Untuk pecahan terkecil, emas 0,5 gram dibanderol di harga Rp1.430.000. Sementara itu, emas ukuran 10 gram dijual sekitar Rp27.095.000. Adapun untuk ukuran terbesar, yakni 1.000 gram (1 kilogram), harga mencapai sekitar Rp2.700.600.000.
Jika dilihat dalam rentang waktu satu minggu terakhir, harga emas Antam bergerak di kisaran Rp2.784.000 hingga Rp2.760.000 per gram. Dalam sebulan terakhir, tren harga juga menunjukkan pelemahan dengan rentang Rp2.831.000 sampai Rp2.760.000 per gram.
Tidak hanya harga jual, harga buyback atau harga pembelian kembali oleh Antam juga mengalami penurunan.
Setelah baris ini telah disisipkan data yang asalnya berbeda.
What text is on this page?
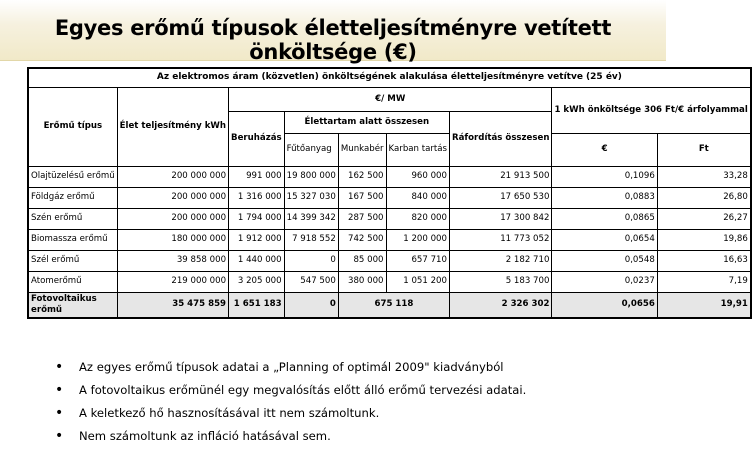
Egyes erőmű típusok életteljesítményre vetített önköltsége (€)
Az elektromos áram (közvetlen) önköltségének alakulása életteljesítményre vetítve (25 év)								
Erőmű típus	Élet teljesítmény kWh	€/ MW					1 kWh önköltsége 306 Ft/€ árfolyammal	
		Beruházás	Élettartam alatt összesen			Ráfordítás összesen		
			Fűtőanyag	Munkabér	Karban tartás		€	Ft
Olajtüzelésű erőmű	200 000 000	991 000	19 800 000	162 500	960 000	21 913 500	0,1096	33,28
Földgáz erőmű	200 000 000	1 316 000	15 327 030	167 500	840 000	17 650 530	0,0883	26,80
Szén erőmű	200 000 000	1 794 000	14 399 342	287 500	820 000	17 300 842	0,0865	26,27
Biomassza erőmű	180 000 000	1 912 000	7 918 552	742 500	1 200 000	11 773 052	0,0654	19,86
Szél erőmű	39 858 000	1 440 000	0	85 000	657 710	2 182 710	0,0548	16,63
Atomerőmű	219 000 000	3 205 000	547 500	380 000	1 051 200	5 183 700	0,0237	7,19
Fotovoltaikus erőmű	35 475 859	1 651 183	0	675 118		2 326 302	0,0656	19,91
• Az egyes erőmű típusok adatai a „Planning of optimál 2009" kiadványból
• A fotovoltaikus erőmünél egy megvalósítás előtt álló erőmű tervezési adatai.
• A keletkező hő hasznosításával itt nem számoltunk.
• Nem számoltunk az infláció hatásával sem.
Tercatat, harga buyback turun Rp40.000 menjadi Rp2.545.000 per gram.
Harga buyback ini berlaku jika konsumen ingin menjual kembali emas yang dimilikinya kepada pihak Antam.
Ketentuan Pajak dalam Transaksi Buyback
Sesuai dengan ketentuan dalam Peraturan Menteri Keuangan (PMK) Nomor 81 Tahun 2024, setiap transaksi buyback dengan nilai di atas Rp10 juta akan dikenakan Pajak Penghasilan (PPh) Pasal 22 sebesar 1,5 persen. Pajak tersebut akan langsung dipotong dari total nilai transaksi saat proses penjualan kembali dilakukan.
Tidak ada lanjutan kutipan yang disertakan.